La brisa nocturna de Bahía del Oro acariciaba suavemente el rostro de Isabel mientras recordaba París. El peso de la culpa se instalaba en su pecho al pensar en Algodón, su pequeño compañero. La idea de haberlo arrastrado en sus constantes mudanzas le oprimía el corazón. Sus ojos se humedecieron ligeramente.
"No debí hacerle eso", pensó, mordiendo suavemente su labio inferior.
Esteban, percibiendo la melancolía en su mirada, extendió su mano y acarició con ternura su cabello.
—Tranquila, todo está bien.
Mientras la calma reinaba en Bahía del Oro, otras partes de Puerto San Rafael se sumergían en el caos. Especialmente para Marcelo Bernard.
Después de días intentando contactar al asistente del heredero de la familia Blanchet, la respuesta que recibió lo dejó sin palabras por varios minutos. Su rostro, usualmente compuesto, reflejaba una mezcla de confusión e indignación.
Daniela, sentada frente a él en el elegante despacho familiar, frunció el ceño.
—¿De verdad solo dijeron eso?
—Exactamente —Marcelo apretó la mandíbula—. Solo mencionaron que la educación de su hijo es lo más importante.
El silencio que siguió fue pesado, denso.
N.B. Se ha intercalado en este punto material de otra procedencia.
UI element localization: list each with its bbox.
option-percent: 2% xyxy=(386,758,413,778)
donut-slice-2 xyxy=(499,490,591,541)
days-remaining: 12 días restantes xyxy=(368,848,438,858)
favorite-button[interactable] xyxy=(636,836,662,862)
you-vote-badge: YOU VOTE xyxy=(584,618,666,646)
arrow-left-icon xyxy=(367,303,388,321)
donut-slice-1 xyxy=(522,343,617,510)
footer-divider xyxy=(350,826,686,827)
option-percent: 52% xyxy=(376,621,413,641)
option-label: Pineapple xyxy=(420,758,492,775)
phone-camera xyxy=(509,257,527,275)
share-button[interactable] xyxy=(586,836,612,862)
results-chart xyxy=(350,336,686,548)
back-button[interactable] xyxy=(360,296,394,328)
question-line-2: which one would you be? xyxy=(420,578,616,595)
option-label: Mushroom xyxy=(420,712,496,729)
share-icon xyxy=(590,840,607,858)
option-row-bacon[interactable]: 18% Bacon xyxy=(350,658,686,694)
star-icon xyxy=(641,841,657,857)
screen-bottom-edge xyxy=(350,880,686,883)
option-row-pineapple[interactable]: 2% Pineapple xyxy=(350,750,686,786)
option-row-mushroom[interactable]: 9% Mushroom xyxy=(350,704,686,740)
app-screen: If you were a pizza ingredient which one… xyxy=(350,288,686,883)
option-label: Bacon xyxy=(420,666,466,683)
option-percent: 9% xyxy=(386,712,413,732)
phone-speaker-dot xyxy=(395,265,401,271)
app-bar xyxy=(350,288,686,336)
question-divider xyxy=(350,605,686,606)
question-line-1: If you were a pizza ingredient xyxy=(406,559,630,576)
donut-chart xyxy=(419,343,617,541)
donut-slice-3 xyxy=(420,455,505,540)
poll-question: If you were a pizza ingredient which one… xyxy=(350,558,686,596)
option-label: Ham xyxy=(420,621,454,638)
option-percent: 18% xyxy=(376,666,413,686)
Daniela tamborileaba nerviosamente sus dedos sobre el escritorio.
—¿Qué tiene que ver eso con Sebas? ¿Cómo pudo haberlos ofendido? —La voz de Daniela temblaba ligeramente de rabia contenida.
"Si ni siquiera se han visto en persona", pensó, pero se contuvo de decirlo en voz alta. La familia Blanchet tenía algo que necesitaban desesperadamente.
Marcelo se levantó bruscamente de su silla, el rostro enrojecido de furia.
—Llama a Sebastián ahora mismo. Que regrese de inmediato.
La conclusión lo golpeó como un mazo: ¿Era esta la razón por la que el heredero de los Blanchet nunca había accedido a reunirse con ellos? ¿Ya existía alguna ofensa previa?
Daniela tomó su teléfono con manos temblorosas.
—Hay que llamar al señor ahora mismo.
El tiempo se agotaba. Si no resolvían este malentendido antes de que los Blanchet firmaran con otro socio al día siguiente, las consecuencias para el Grupo Bernard serían devastadoras.
—¿Cuánto tiempo crees que lleva conociendo a ese hombre? —Su voz sonaba distante, casi hueca.
José Alejandro se inquietó en el asiento del conductor.
—Supongo que es algo reciente. La señorita Allende no solía tener mucha vida social.
Las palabras salieron de su boca con cierta duda. Después de pronunciarlas, la incertidumbre creció en su interior. Siempre habían visto a Isabel como alguien simple, casi insignificante, viviendo a expensas de la familia Galindo. Pero una mujer con un estudio que generaba ingresos anuales de siete millones no podía ser tan simple como habían asumido.
—Si ese hombre es el dueño del Chalet Eco del Bosque, su posición no es ordinaria —añadió José Alejandro, pensativo—. Quizás la señorita Allende ya mantenía una relación profesional con él desde antes.
La mandíbula de Sebastián se tensó visiblemente.
—¿Una relación profesional que se convirtió en algo más? —Su voz emanaba una frialdad inquietante.
José Alejandro se encogió ligeramente.
—¿O tal vez... —Sebastián clavó su mirada en la oscuridad más allá de la ventanilla—. ya eran amantes desde antes?